A lot of folks are comparing this to a John Dean moment but no, this is much much more. John Dean, Richard Nixon’s White House counsel, testified against Nixon during the Watergate hearings and broke with Nixon before the last days of that presidency. Michael Cohen was much more involved in the day to day activities of Donald Trump and much higher in the food chain than John Dean ever was in the Nixon era. Michael Cohen has testified in Congress earlier but those details were kept under wraps by Republicans before Democrats stormed back to power in the midterms and took the House majority. What we're seeing now is split screen Washington, where each Trump tantrum is met with a subpoena. Cohen's is merely an early testimony in a long parade of similar ones we'll see all year.
What Michael Cohen is going to say under oath to the Congress is as big as the Mueller report simply because we don’t know how much of the Mueller report will finally be available to the American public and the world. Cohen is a central witness in the Russia probe investigations and was directed by Trump to have direct contact with the Russians. Cohen has also spent more than 70 hours briefing Robert Mueller's investigators. For someone who said he'd "take a bullet for Donald Trump", Cohen has turned the gun on the US president.
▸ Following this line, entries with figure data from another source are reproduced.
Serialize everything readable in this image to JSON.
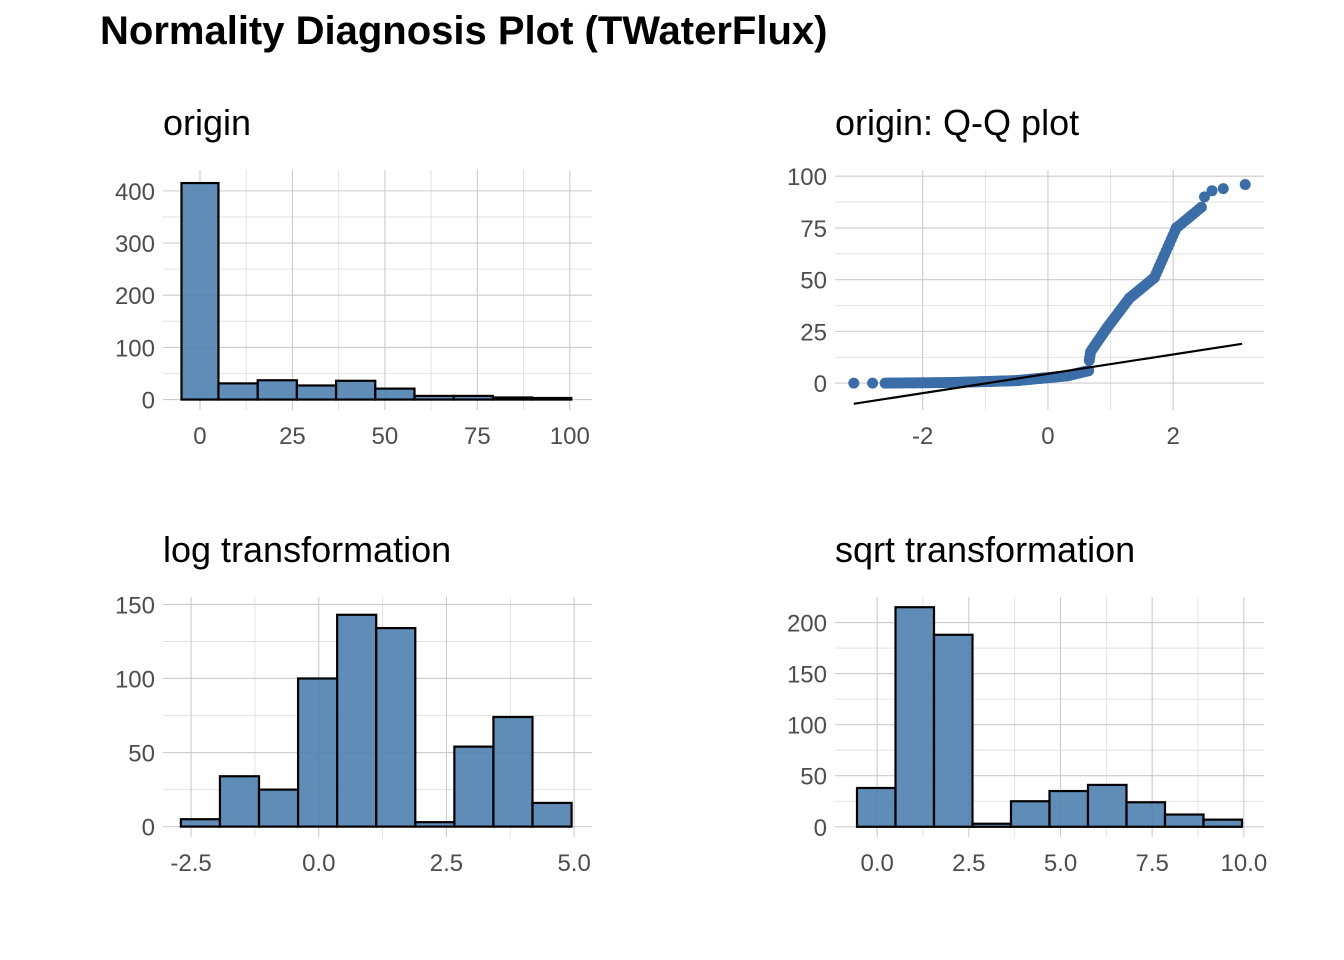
{
  "title": "Normality Diagnosis Plot (TWaterFlux)",
  "colors": {
    "bar_fill": "#4f7fb0",
    "bar_border": "#000000",
    "point": "#3b6ea8",
    "line": "#000000",
    "grid": "#cccccc"
  },
  "chart_data": [
    {
      "type": "bar",
      "title": "origin",
      "xlabel": "",
      "ylabel": "",
      "bins": [
        {
          "from": -5,
          "to": 5,
          "count": 415
        },
        {
          "from": 5,
          "to": 15.6,
          "count": 31
        },
        {
          "from": 15.6,
          "to": 26.2,
          "count": 37
        },
        {
          "from": 26.2,
          "to": 36.8,
          "count": 27
        },
        {
          "from": 36.8,
          "to": 47.4,
          "count": 36
        },
        {
          "from": 47.4,
          "to": 58,
          "count": 21
        },
        {
          "from": 58,
          "to": 68.6,
          "count": 7
        },
        {
          "from": 68.6,
          "to": 79.2,
          "count": 7
        },
        {
          "from": 79.2,
          "to": 89.8,
          "count": 4
        },
        {
          "from": 89.8,
          "to": 100.4,
          "count": 3
        }
      ],
      "xlim": [
        -10,
        106
      ],
      "ylim": [
        -20,
        440
      ],
      "xticks": [
        0,
        25,
        50,
        75,
        100
      ],
      "xtick_labels": [
        "0",
        "25",
        "50",
        "75",
        "100"
      ],
      "yticks": [
        0,
        100,
        200,
        300,
        400
      ],
      "ytick_labels": [
        "0",
        "100",
        "200",
        "300",
        "400"
      ],
      "grid": true
    },
    {
      "type": "scatter",
      "title": "origin: Q-Q plot",
      "xlabel": "",
      "ylabel": "",
      "segments": [
        {
          "x_from": -3.1,
          "x_to": -2.8,
          "y_from": 0,
          "y_to": 0,
          "n": 2
        },
        {
          "x_from": -2.6,
          "x_to": -1.5,
          "y_from": 0,
          "y_to": 0.3,
          "n": 30
        },
        {
          "x_from": -1.5,
          "x_to": -0.5,
          "y_from": 0.3,
          "y_to": 1.2,
          "n": 40
        },
        {
          "x_from": -0.5,
          "x_to": 0.3,
          "y_from": 1.2,
          "y_to": 3.5,
          "n": 40
        },
        {
          "x_from": 0.3,
          "x_to": 0.65,
          "y_from": 3.5,
          "y_to": 6.0,
          "n": 25
        },
        {
          "x_from": 0.66,
          "x_to": 0.68,
          "y_from": 11,
          "y_to": 15,
          "n": 4
        },
        {
          "x_from": 0.7,
          "x_to": 0.95,
          "y_from": 16,
          "y_to": 27,
          "n": 14
        },
        {
          "x_from": 0.95,
          "x_to": 1.3,
          "y_from": 27,
          "y_to": 41,
          "n": 16
        },
        {
          "x_from": 1.3,
          "x_to": 1.7,
          "y_from": 41,
          "y_to": 51,
          "n": 16
        },
        {
          "x_from": 1.7,
          "x_to": 2.05,
          "y_from": 51,
          "y_to": 75,
          "n": 14
        },
        {
          "x_from": 2.05,
          "x_to": 2.45,
          "y_from": 75,
          "y_to": 85,
          "n": 10
        }
      ],
      "points": [
        [
          2.5,
          90
        ],
        [
          2.62,
          93
        ],
        [
          2.8,
          94
        ],
        [
          3.15,
          96
        ]
      ],
      "reference_line": {
        "x": [
          -3.1,
          3.1
        ],
        "y": [
          -10,
          19
        ]
      },
      "xlim": [
        -3.4,
        3.45
      ],
      "ylim": [
        -13,
        103
      ],
      "xticks": [
        -2,
        0,
        2
      ],
      "xtick_labels": [
        "-2",
        "0",
        "2"
      ],
      "yticks": [
        0,
        25,
        50,
        75,
        100
      ],
      "ytick_labels": [
        "0",
        "25",
        "50",
        "75",
        "100"
      ],
      "grid": true
    },
    {
      "type": "bar",
      "title": "log transformation",
      "xlabel": "",
      "ylabel": "",
      "bins": [
        {
          "from": -2.7,
          "to": -1.935,
          "count": 5
        },
        {
          "from": -1.935,
          "to": -1.17,
          "count": 34
        },
        {
          "from": -1.17,
          "to": -0.405,
          "count": 25
        },
        {
          "from": -0.405,
          "to": 0.36,
          "count": 100
        },
        {
          "from": 0.36,
          "to": 1.125,
          "count": 143
        },
        {
          "from": 1.125,
          "to": 1.89,
          "count": 134
        },
        {
          "from": 1.89,
          "to": 2.655,
          "count": 3
        },
        {
          "from": 2.655,
          "to": 3.42,
          "count": 54
        },
        {
          "from": 3.42,
          "to": 4.185,
          "count": 74
        },
        {
          "from": 4.185,
          "to": 4.95,
          "count": 16
        }
      ],
      "xlim": [
        -3.05,
        5.35
      ],
      "ylim": [
        -7,
        155
      ],
      "xticks": [
        -2.5,
        0.0,
        2.5,
        5.0
      ],
      "xtick_labels": [
        "-2.5",
        "0.0",
        "2.5",
        "5.0"
      ],
      "yticks": [
        0,
        50,
        100,
        150
      ],
      "ytick_labels": [
        "0",
        "50",
        "100",
        "150"
      ],
      "grid": true
    },
    {
      "type": "bar",
      "title": "sqrt transformation",
      "xlabel": "",
      "ylabel": "",
      "bins": [
        {
          "from": -0.55,
          "to": 0.5,
          "count": 38
        },
        {
          "from": 0.5,
          "to": 1.55,
          "count": 215
        },
        {
          "from": 1.55,
          "to": 2.6,
          "count": 188
        },
        {
          "from": 2.6,
          "to": 3.65,
          "count": 3
        },
        {
          "from": 3.65,
          "to": 4.7,
          "count": 25
        },
        {
          "from": 4.7,
          "to": 5.75,
          "count": 35
        },
        {
          "from": 5.75,
          "to": 6.8,
          "count": 41
        },
        {
          "from": 6.8,
          "to": 7.85,
          "count": 24
        },
        {
          "from": 7.85,
          "to": 8.9,
          "count": 12
        },
        {
          "from": 8.9,
          "to": 9.95,
          "count": 7
        }
      ],
      "xlim": [
        -1.15,
        10.55
      ],
      "ylim": [
        -10,
        225
      ],
      "xticks": [
        0.0,
        2.5,
        5.0,
        7.5,
        10.0
      ],
      "xtick_labels": [
        "0.0",
        "2.5",
        "5.0",
        "7.5",
        "10.0"
      ],
      "yticks": [
        0,
        50,
        100,
        150,
        200
      ],
      "ytick_labels": [
        "0",
        "50",
        "100",
        "150",
        "200"
      ],
      "grid": true
    }
  ]
}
For the second time since September last year, there seems to be a straight line forming between Trump's wall obsession and his legal peril. When Trump senses legal danger, he doubles down on scare mongering. He has done it before the midterms, he is doing it again, threatening a national emergency over what is essentially a tantrum over a wall along the US-Mexico border.
Says Joe, a New Jersey resident: "I think he (Trump) is going to resign. He can't take this kind of heat for too long." And then, he adds: "He'll resign, Mike Pence will take over and pardon Trump."